For those books and those readers, POD (Print on Demand) is the perfect solution. Order the book, they print you one, and it's in your hands within a day or two.

Think about it. Really, unless there is a book release guaranteed to be a bestseller (e.g., the last four installments of the Harry Potter series), why would a publisher need to have a half million copies available all at once? Every bookstore in the country knows whose latest book might trigger a run on inventory and how many their store might sell in a two-week period, and should be able to stock accordingly. We don't need warehouses stacked floor to ceiling with books waiting to be summoned (or not) to some outlet. We sure as hell don't need tables of remaindered books or worse yet, piles of books in dumpsters, their covers torn off to send back to their publishers as proof they were discarded unsold. As both a reader and especially as a writer, the mental picture of that dumpster full of paper gives me almost physical pain. The graveyard of unloved books is a writer's personal idea of hell.
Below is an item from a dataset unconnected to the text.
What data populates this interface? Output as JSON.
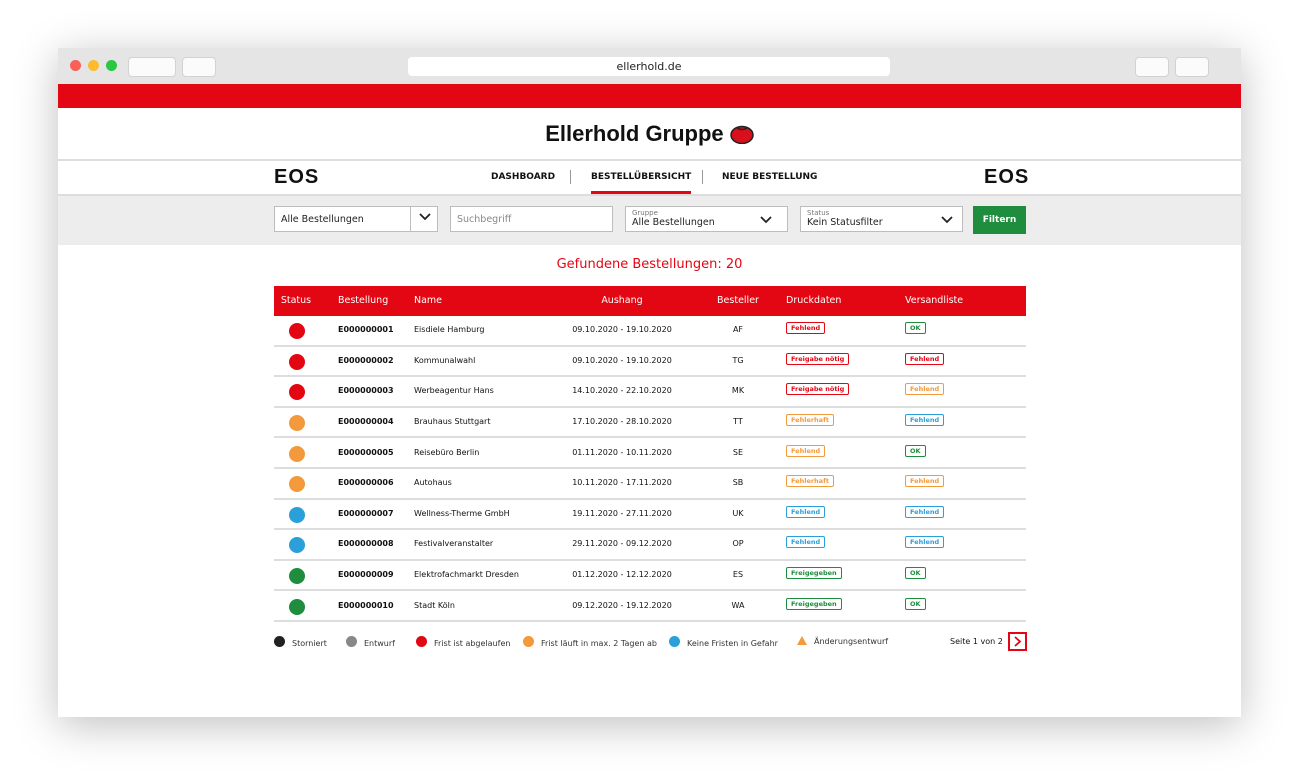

So I'm going on record to say I believe the future should be in e-books and in Print On Demand titles. Stop the waste, already.

And with that said...drum roll...I am pleased to announce that Blood Exposure, Net Stalker, and Choice (all currently on Kindle) will soon also be available in print form. Your own copy, printed on demand. And if I can't sign it for you personally, I can send you a signed bookmark to add to the flyleaf.